Rapport sur le voyage d’étude à Madrid
Post-diplôme. 27-30 octobre 2014
Le voyage d’étude à Madrid dans le cadre du post-diplôme répondait à plusieurs motifs : poursuivre l’enquête critique et méthodologique sur le document et l’archive à l’occasion de l’exposition Un arte realmente útil au Musée Reina Sofía ; rencontrer différents/es acteurs/trices de la scène culturelle et artistique madrilène faisant écho à un précédent voyage d’études en octobre 2012. Les artistes du programme (Hugo Brégeau, Gaëlle Cintré, Louis Henderson, João Vieira Torres) étaient accompagnés de deux professeurs de l’ÉESI, Joan Ayrton et Stephen Wright, ainsi que du directeur du post-diplôme, Érik Bullot.
Conçue par le collectif curatorial curatorial WHW (What, How and For Whom), l’exposition Un arte realmente útil présentait un certain nombre d’œuvres et de documents au carrefour de l’activisme politique, de l’utopie pédagogique et de la création poétique. En confrontant des films documentaires de cinéastes comme Kiarostami, Pennebaker, Straub, Vicuña, Žilnik, des affiches militantes et des pièces tirées de l’art contemporain ou de pratiques artisanales (ex-voto mexicains, tablettes péruviennes), l’exposition déjoue les frontières canoniques de l’histoire de l’art et renouvelle les récits en faisant droit à des pratiques mineures. Un arte realmente útil atteste une nouvelle fois la fertilité critique des pistes de recherche du post-diplôme quant à la place du document dans le champ de l’art contemporain.
La visite de l’exposition fut précédée par une conférence donnée par Jacob Appelbaum et Trevor Paglen sur les enjeux de la liberté individuelle dans l’usage des médias informatiques. Conférence stimulante, au croisement de la Constitution américaine et de la pensée libertaire de Thoreau. Une seconde conférence, donnée par les commissaires de l’exposition, présentait le projet général et ses relations avec l’institution du musée.
À la suite de notre visite détaillée et minutieuse de l’exposition, nous rencontrâmes le 29 octobre les commissaires de l’exposition (Ana Devic, Natasa Ilic, Sabina Sabolovic, Ivet Curlin) pour un dialogue instructif et passionnant.
En contrepoint de ces rencontres, nous effectuâmes plusieurs visites culturelles : au centre social et culturel La Casa Encendida et au centre de création contemporaine Matadero Madrid.

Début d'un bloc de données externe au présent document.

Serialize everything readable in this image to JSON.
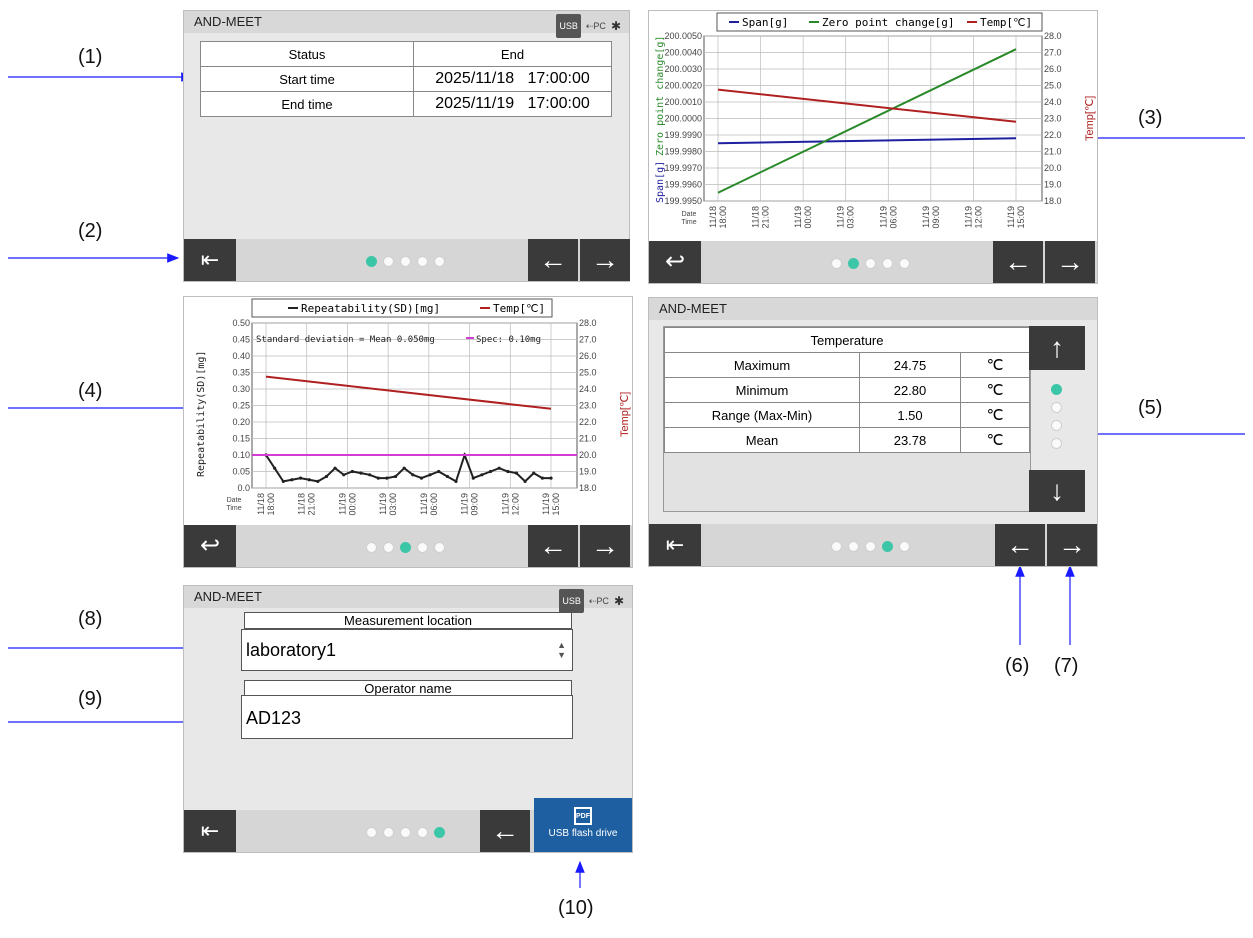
{
  "callouts": [
    "(1)",
    "(2)",
    "(3)",
    "(4)",
    "(5)",
    "(6)",
    "(7)",
    "(8)",
    "(9)",
    "(10)"
  ],
  "app_title": "AND-MEET",
  "status_icons": {
    "usb": "USB",
    "pc": "PC",
    "bluetooth": "bluetooth-icon"
  },
  "screen1": {
    "rows": [
      {
        "label": "Status",
        "value": "End"
      },
      {
        "label": "Start time",
        "value": "2025/11/18   17:00:00"
      },
      {
        "label": "End time",
        "value": "2025/11/19   17:00:00"
      }
    ]
  },
  "screen2": {
    "legend": [
      "Span[g]",
      "Zero point change[g]",
      "Temp[℃]"
    ],
    "ylabel_left_1": "Span[g]",
    "ylabel_left_2": "Zero point change[g]",
    "ylabel_right": "Temp[℃]",
    "date_label": "Date",
    "time_label": "Time"
  },
  "chart_data": [
    {
      "type": "line",
      "legend": [
        "Span[g]",
        "Zero point change[g]",
        "Temp[℃]"
      ],
      "x": [
        "11/18 18:00",
        "11/18 21:00",
        "11/19 00:00",
        "11/19 03:00",
        "11/19 06:00",
        "11/19 09:00",
        "11/19 12:00",
        "11/19 15:00"
      ],
      "y_left_ticks": [
        "200.0050",
        "200.0040",
        "200.0030",
        "200.0020",
        "200.0010",
        "200.0000",
        "199.9990",
        "199.9980",
        "199.9970",
        "199.9960",
        "199.9950"
      ],
      "y_right_ticks": [
        "28.0",
        "27.0",
        "26.0",
        "25.0",
        "24.0",
        "23.0",
        "22.0",
        "21.0",
        "20.0",
        "19.0",
        "18.0"
      ],
      "ylim_left": [
        199.995,
        200.005
      ],
      "ylim_right": [
        18.0,
        28.0
      ],
      "series": [
        {
          "name": "Span[g]",
          "color": "#1f1fa0",
          "axis": "left",
          "points": [
            [
              0,
              199.9985
            ],
            [
              1,
              199.9988
            ]
          ]
        },
        {
          "name": "Zero point change[g]",
          "color": "#2a8a2a",
          "axis": "left",
          "points": [
            [
              0,
              199.9955
            ],
            [
              1,
              200.0042
            ]
          ]
        },
        {
          "name": "Temp[℃]",
          "color": "#b02020",
          "axis": "right",
          "points": [
            [
              0,
              24.75
            ],
            [
              1,
              22.8
            ]
          ]
        }
      ],
      "grid": true
    },
    {
      "type": "line",
      "legend": [
        "Repeatability(SD)[mg]",
        "Temp[℃]"
      ],
      "x": [
        "11/18 18:00",
        "11/18 21:00",
        "11/19 00:00",
        "11/19 03:00",
        "11/19 06:00",
        "11/19 09:00",
        "11/19 12:00",
        "11/19 15:00"
      ],
      "y_left_ticks": [
        "0.50",
        "0.45",
        "0.40",
        "0.35",
        "0.30",
        "0.25",
        "0.20",
        "0.15",
        "0.10",
        "0.05",
        "0.0"
      ],
      "y_right_ticks": [
        "28.0",
        "27.0",
        "26.0",
        "25.0",
        "24.0",
        "23.0",
        "22.0",
        "21.0",
        "20.0",
        "19.0",
        "18.0"
      ],
      "ylim_left": [
        0,
        0.5
      ],
      "ylim_right": [
        18.0,
        28.0
      ],
      "series": [
        {
          "name": "Repeatability(SD)[mg]",
          "color": "#222222",
          "axis": "left",
          "values": [
            0.1,
            0.06,
            0.02,
            0.025,
            0.03,
            0.025,
            0.02,
            0.035,
            0.06,
            0.04,
            0.05,
            0.045,
            0.04,
            0.03,
            0.03,
            0.035,
            0.06,
            0.04,
            0.03,
            0.04,
            0.05,
            0.035,
            0.02,
            0.1,
            0.03,
            0.04,
            0.05,
            0.06,
            0.05,
            0.045,
            0.02,
            0.045,
            0.03,
            0.03
          ]
        },
        {
          "name": "Temp[℃]",
          "color": "#b02020",
          "axis": "right",
          "points": [
            [
              0,
              24.75
            ],
            [
              1,
              22.8
            ]
          ]
        },
        {
          "name": "Spec",
          "color": "#d23cd2",
          "axis": "left",
          "constant": 0.1
        }
      ],
      "annotations": {
        "sd_text": "Standard deviation = Mean  0.050mg",
        "spec_text": "Spec:    0.10mg"
      },
      "grid": true
    }
  ],
  "screen3": {
    "legend": [
      "Repeatability(SD)[mg]",
      "Temp[℃]"
    ],
    "ylabel_left": "Repeatability(SD)[mg]",
    "ylabel_right": "Temp[℃]",
    "sd_text": "Standard deviation = Mean  0.050mg",
    "spec_text": "Spec:    0.10mg",
    "date_label": "Date",
    "time_label": "Time"
  },
  "screen4": {
    "header": "Temperature",
    "rows": [
      {
        "label": "Maximum",
        "value": "24.75",
        "unit": "℃"
      },
      {
        "label": "Minimum",
        "value": "22.80",
        "unit": "℃"
      },
      {
        "label": "Range (Max-Min)",
        "value": "1.50",
        "unit": "℃"
      },
      {
        "label": "Mean",
        "value": "23.78",
        "unit": "℃"
      }
    ]
  },
  "screen5": {
    "location_title": "Measurement location",
    "location_value": "laboratory1",
    "operator_title": "Operator name",
    "operator_value": "AD123",
    "usb_button": "USB flash drive",
    "pdf_label": "PDF"
  },
  "colors": {
    "accent": "#3cc6a8",
    "nav": "#3a3a3a",
    "usb_button": "#1d5fa0",
    "callout_arrow": "#1a1aff"
  }
}
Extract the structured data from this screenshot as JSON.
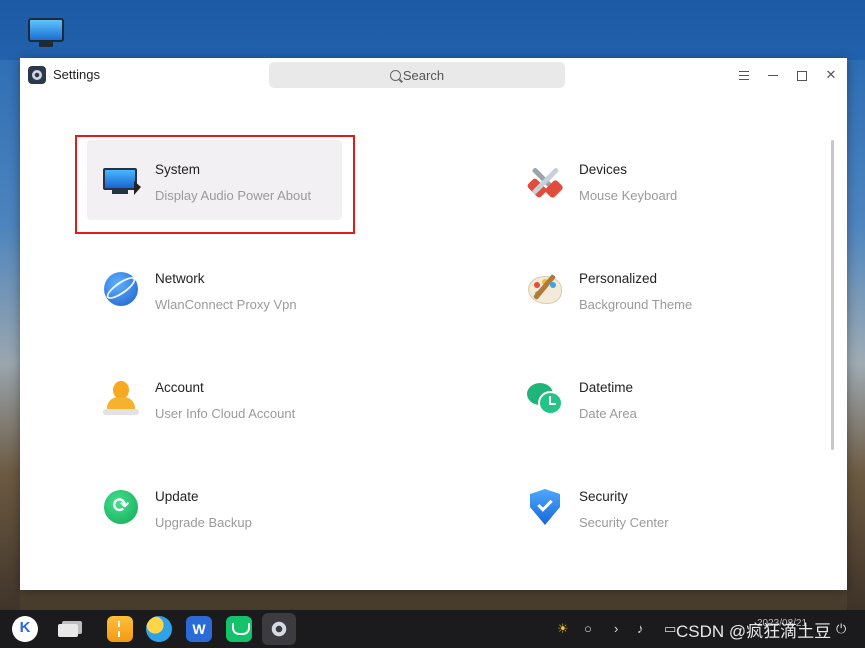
{
  "window": {
    "title": "Settings",
    "search_placeholder": "Search"
  },
  "cards": [
    {
      "name": "System",
      "sub": "Display Audio Power About",
      "icon": "monitor-icon"
    },
    {
      "name": "Devices",
      "sub": "Mouse Keyboard",
      "icon": "tools-icon"
    },
    {
      "name": "Network",
      "sub": "WlanConnect Proxy Vpn",
      "icon": "globe-icon"
    },
    {
      "name": "Personalized",
      "sub": "Background Theme",
      "icon": "palette-icon"
    },
    {
      "name": "Account",
      "sub": "User Info Cloud Account",
      "icon": "user-icon"
    },
    {
      "name": "Datetime",
      "sub": "Date Area",
      "icon": "clock-chat-icon"
    },
    {
      "name": "Update",
      "sub": "Upgrade Backup",
      "icon": "refresh-icon"
    },
    {
      "name": "Security",
      "sub": "Security Center",
      "icon": "shield-check-icon"
    }
  ],
  "taskbar": {
    "clock": "2023/08/21",
    "watermark": "CSDN @疯狂滴土豆"
  },
  "colors": {
    "highlight": "#e01b1b",
    "taskbar": "#1b1b1d"
  }
}
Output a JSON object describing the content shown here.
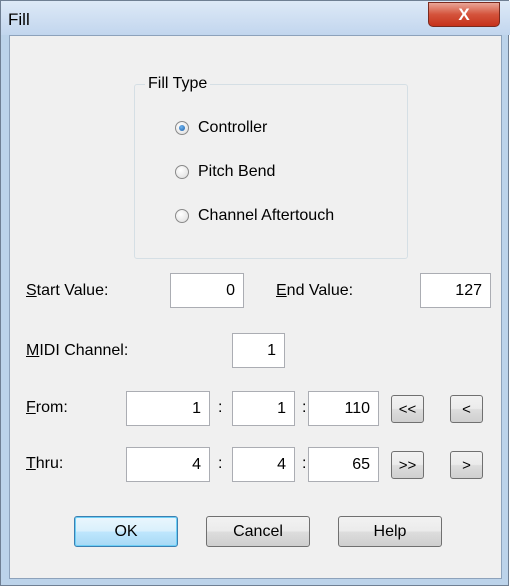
{
  "window": {
    "title": "Fill",
    "close_glyph": "X"
  },
  "fill_type": {
    "group_label": "Fill Type",
    "options": [
      {
        "label": "Controller",
        "checked": true
      },
      {
        "label": "Pitch Bend",
        "checked": false
      },
      {
        "label": "Channel Aftertouch",
        "checked": false
      }
    ]
  },
  "start_value": {
    "label_key": "S",
    "label_rest": "tart Value:",
    "value": "0"
  },
  "end_value": {
    "label_key": "E",
    "label_rest": "nd Value:",
    "value": "127"
  },
  "midi_channel": {
    "label_key": "M",
    "label_rest": "IDI Channel:",
    "value": "1"
  },
  "from": {
    "label_key": "F",
    "label_rest": "rom:",
    "bar": "1",
    "beat": "1",
    "tick": "110",
    "sep": ":",
    "rewind_label": "<<",
    "back_label": "<"
  },
  "thru": {
    "label_key": "T",
    "label_rest": "hru:",
    "bar": "4",
    "beat": "4",
    "tick": "65",
    "sep": ":",
    "fast_forward_label": ">>",
    "forward_label": ">"
  },
  "buttons": {
    "ok": "OK",
    "cancel": "Cancel",
    "help": "Help"
  },
  "colors": {
    "title_bar": "#c2d6ee",
    "close_button": "#c6321b",
    "dialog_bg": "#f0f0f0",
    "default_button_border": "#3c7fb1"
  }
}
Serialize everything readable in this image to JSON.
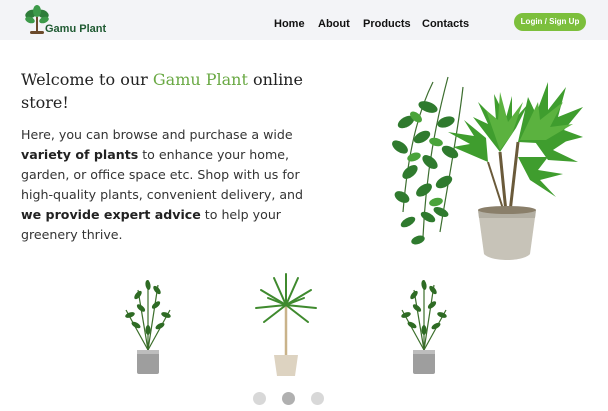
{
  "brand": {
    "name": "Gamu Plant",
    "logo_icon": "palm-tree-logo-icon"
  },
  "nav": {
    "items": [
      {
        "label": "Home"
      },
      {
        "label": "About"
      },
      {
        "label": "Products"
      },
      {
        "label": "Contacts"
      }
    ],
    "login_label": "Login / Sign Up"
  },
  "hero": {
    "welcome_prefix": "Welcome to our ",
    "welcome_brand": "Gamu Plant",
    "welcome_suffix": " online store!",
    "intro": {
      "t1": "Here, you can browse and purchase a wide ",
      "b1": "variety of plants",
      "t2": " to enhance your home, garden, or office space etc.  Shop with us for high-quality plants, convenient delivery, and ",
      "b2": "we provide expert advice",
      "t3": " to help your greenery thrive."
    },
    "image_icon": "potted-palm-image"
  },
  "carousel": {
    "items": [
      {
        "icon": "zz-plant-image"
      },
      {
        "icon": "dracaena-tree-image"
      },
      {
        "icon": "zz-plant-image"
      }
    ],
    "dot_count": 3,
    "active_index": 1
  },
  "colors": {
    "accent": "#6aa944",
    "button": "#7cbf3c",
    "nav_background": "#f3f4f7",
    "brand_text": "#1f5a32"
  }
}
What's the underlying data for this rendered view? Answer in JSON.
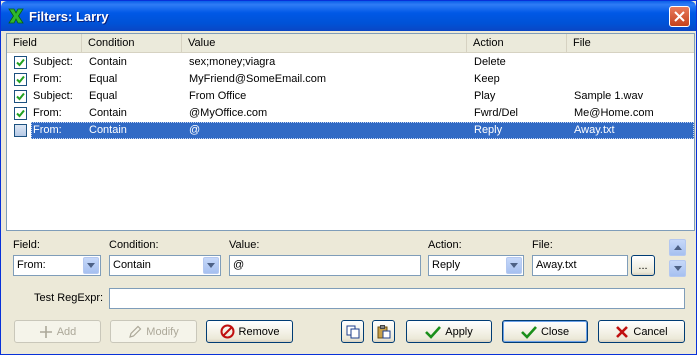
{
  "window": {
    "title": "Filters: Larry"
  },
  "list": {
    "headers": {
      "field": "Field",
      "condition": "Condition",
      "value": "Value",
      "action": "Action",
      "file": "File"
    },
    "rows": [
      {
        "checked": true,
        "field": "Subject:",
        "condition": "Contain",
        "value": "sex;money;viagra",
        "action": "Delete",
        "file": ""
      },
      {
        "checked": true,
        "field": "From:",
        "condition": "Equal",
        "value": "MyFriend@SomeEmail.com",
        "action": "Keep",
        "file": ""
      },
      {
        "checked": true,
        "field": "Subject:",
        "condition": "Equal",
        "value": "From Office",
        "action": "Play",
        "file": "Sample 1.wav"
      },
      {
        "checked": true,
        "field": "From:",
        "condition": "Contain",
        "value": "@MyOffice.com",
        "action": "Fwrd/Del",
        "file": "Me@Home.com"
      },
      {
        "checked": false,
        "selected": true,
        "field": "From:",
        "condition": "Contain",
        "value": "@",
        "action": "Reply",
        "file": "Away.txt"
      }
    ]
  },
  "editor": {
    "field_label": "Field:",
    "field_value": "From:",
    "condition_label": "Condition:",
    "condition_value": "Contain",
    "value_label": "Value:",
    "value_value": "@",
    "action_label": "Action:",
    "action_value": "Reply",
    "file_label": "File:",
    "file_value": "Away.txt",
    "browse_label": "...",
    "regexp_label": "Test RegExpr:",
    "regexp_value": ""
  },
  "buttons": {
    "add": "Add",
    "modify": "Modify",
    "remove": "Remove",
    "apply": "Apply",
    "close": "Close",
    "cancel": "Cancel"
  },
  "colors": {
    "selection": "#316ac5",
    "titlebar": "#0058e6",
    "ok_green": "#1a8f1a",
    "cancel_red": "#c01010"
  }
}
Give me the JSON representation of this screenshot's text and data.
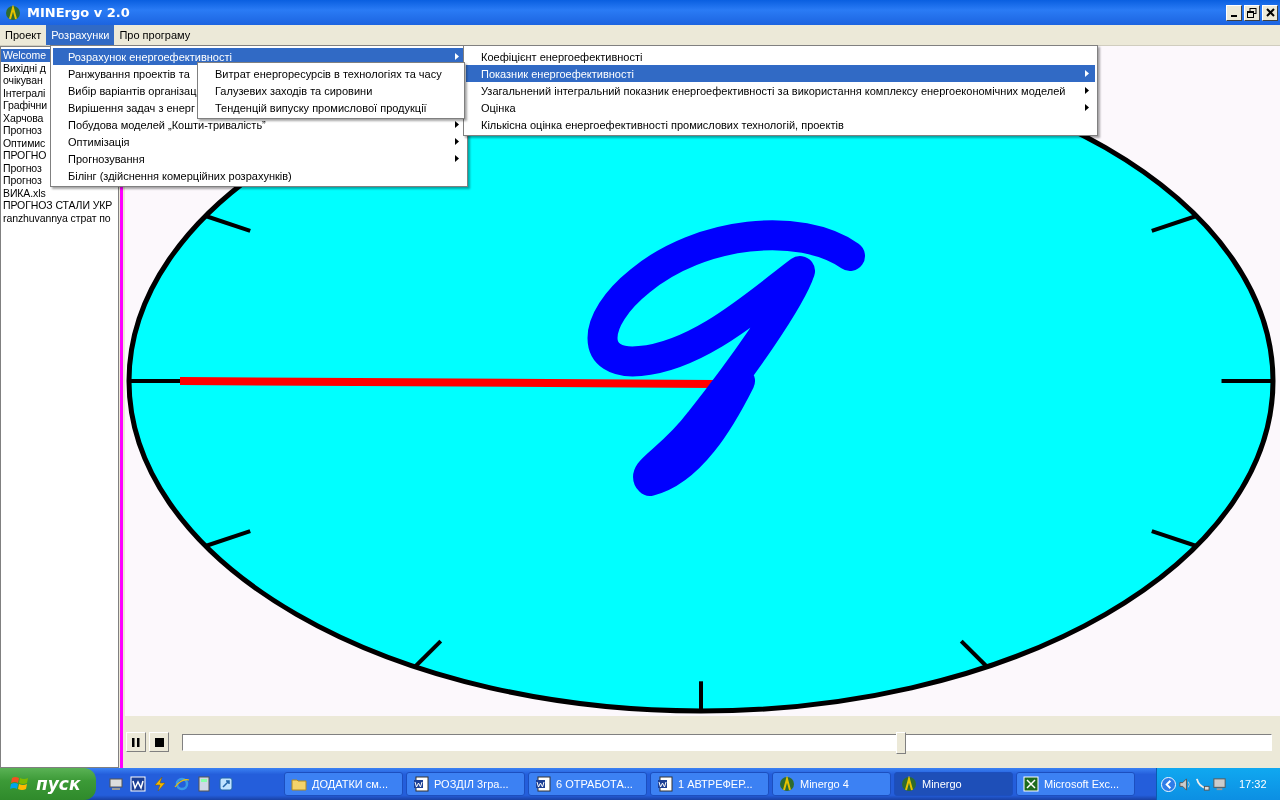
{
  "window": {
    "title": "MINErgo v 2.0"
  },
  "menu_bar": [
    {
      "label": "Проект",
      "selected": false
    },
    {
      "label": "Розрахунки",
      "selected": true
    },
    {
      "label": "Про програму",
      "selected": false
    }
  ],
  "sidebar": {
    "items": [
      {
        "label": "Welcome",
        "selected": true
      },
      {
        "label": "Вихідні д",
        "selected": false
      },
      {
        "label": "очікуван",
        "selected": false
      },
      {
        "label": "Інтегралі",
        "selected": false
      },
      {
        "label": "Графічни",
        "selected": false
      },
      {
        "label": "Харчова",
        "selected": false
      },
      {
        "label": "Прогноз",
        "selected": false
      },
      {
        "label": "Оптимис",
        "selected": false
      },
      {
        "label": "ПРОГНО",
        "selected": false
      },
      {
        "label": "Прогноз",
        "selected": false
      },
      {
        "label": "Прогноз",
        "selected": false
      },
      {
        "label": "ВИКА.xls",
        "selected": false
      },
      {
        "label": "ПРОГНОЗ СТАЛИ УКР",
        "selected": false
      },
      {
        "label": "ranzhuvannya страт по",
        "selected": false
      }
    ]
  },
  "menus": [
    {
      "items": [
        {
          "label": "Розрахунок енергоефективності",
          "has_submenu": true,
          "selected": true
        },
        {
          "label": "Ранжування проектів та",
          "has_submenu": false,
          "selected": false
        },
        {
          "label": "Вибір варіантів організац",
          "has_submenu": false,
          "selected": false
        },
        {
          "label": "Вирішення задач з енерг",
          "has_submenu": false,
          "selected": false
        },
        {
          "label": "Побудова моделей „Кошти-тривалість”",
          "has_submenu": true,
          "selected": false
        },
        {
          "label": "Оптимізація",
          "has_submenu": true,
          "selected": false
        },
        {
          "label": "Прогнозування",
          "has_submenu": true,
          "selected": false
        },
        {
          "label": "Білінг (здійснення комерційних розрахунків)",
          "has_submenu": false,
          "selected": false
        }
      ]
    },
    {
      "items": [
        {
          "label": "Витрат енергоресурсів в технологіях та часу",
          "has_submenu": false,
          "selected": false
        },
        {
          "label": "Галузевих заходів та сировини",
          "has_submenu": false,
          "selected": false
        },
        {
          "label": "Тенденцій випуску промислової продукції",
          "has_submenu": false,
          "selected": false
        }
      ]
    },
    {
      "items": [
        {
          "label": "Коефіцієнт енергоефективності",
          "has_submenu": false,
          "selected": false
        },
        {
          "label": "Показник енергоефективності",
          "has_submenu": true,
          "selected": true
        },
        {
          "label": "Узагальнений інтегральний показник енергоефективності за використання комплексу енергоекономічних моделей",
          "has_submenu": true,
          "selected": false
        },
        {
          "label": "Оцінка",
          "has_submenu": true,
          "selected": false
        },
        {
          "label": "Кількісна оцінка енергоефективності промислових технологій, проектів",
          "has_submenu": false,
          "selected": false
        }
      ]
    }
  ],
  "player": {
    "slider": {
      "level": 0.66
    }
  },
  "taskbar": {
    "start": "пуск",
    "tasks": [
      {
        "label": "ДОДАТКИ см...",
        "kind": "folder",
        "selected": false
      },
      {
        "label": "РОЗДІЛ 3гра...",
        "kind": "word",
        "selected": false
      },
      {
        "label": "6 ОТРАБОТА...",
        "kind": "word",
        "selected": false
      },
      {
        "label": "1 АВТРЕФЕР...",
        "kind": "word",
        "selected": false
      },
      {
        "label": "Minergo 4",
        "kind": "app",
        "selected": false
      },
      {
        "label": "Minergo",
        "kind": "app",
        "selected": true
      },
      {
        "label": "Microsoft Exc...",
        "kind": "excel",
        "selected": false
      }
    ],
    "clock": "17:32"
  }
}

LA CASA ENCENDIDA. Nous visitâmes ce dernier en compagnie de Beatriz Navas Valdés, programmatrice des activités culturelles. Centre social et culturel offrant l’accès gratuit à une bibliothèque, une médiathèque, une salle d’exposition (consacrée lors de notre visite à le cinéma d’animation à travers l’œuvre de Starewitch, Švankmajer et des frères Quay), des salles de conférence et de projection, un jardin-terrasse expérimental, des ateliers informatiques et photographiques. Le centre connaît actuellement une situation difficile due aux arrêts de ses financements. Les caisses d’épargne en Espagne, tenues de consacrer une part de leurs bénéfices aux activités sociales et culturelles, ont tout simplement disparu pour devenir des banques caractérisées par l’absence d’obligations sociales. Le centre dispose encore d’un budget pour les sept années à venir mais son futur doit être revu. Beatriz Navas a renouvelé son accord et son intérêt pour envisager des échanges avec le post-diplôme et l’École européenne supérieure de l’image.
MATADERO MADRID. Cet ancien abattoir s’est transformé en 2006 en centre culturel sous l’impulsion de la ville de Madrid. Nous eûmes la chance de visiter l’exposition Hasta que les leones no tengan historiadores… par le collectif d’artistes Declinación Magnética la veille de son vernissage, présentée par les artistes eux-mêmes (Aimar Arriola, Jose Manuel Bueso, Diego del Pozo, Julia Morandeira). Nous rencontrâmes à cette occasion la programmatrice générale de Matadero Madrid, Manuela Villa, qui s’est montrée intéressée pour d’éventuels échanges.
La situation en Espagne est actuellement très difficile au vu des orientations néo-libérales récentes qui voient diminuer, de manière drastique, les aides publiques, soumettant les centres culturels à des dilemmes sur leurs choix artistiques. Sera-t-il possible de conserver l’orientation sociale proposée par ces centres culturels avec le seul argent privé ? Sera-t-il encore possible, avec le seul argent privé, de ne pas être une simple courroie de transmission du marché ? Telles furent quelques-unes des réflexions menées par le groupe lors de ces visites.
Les rencontres avec Beatriz Navas et Manuela Villa, dynamiques et chaleureuses, sont toutefois le gage d’échanges à venir avec le post-diplôme et les étudiants de l’école.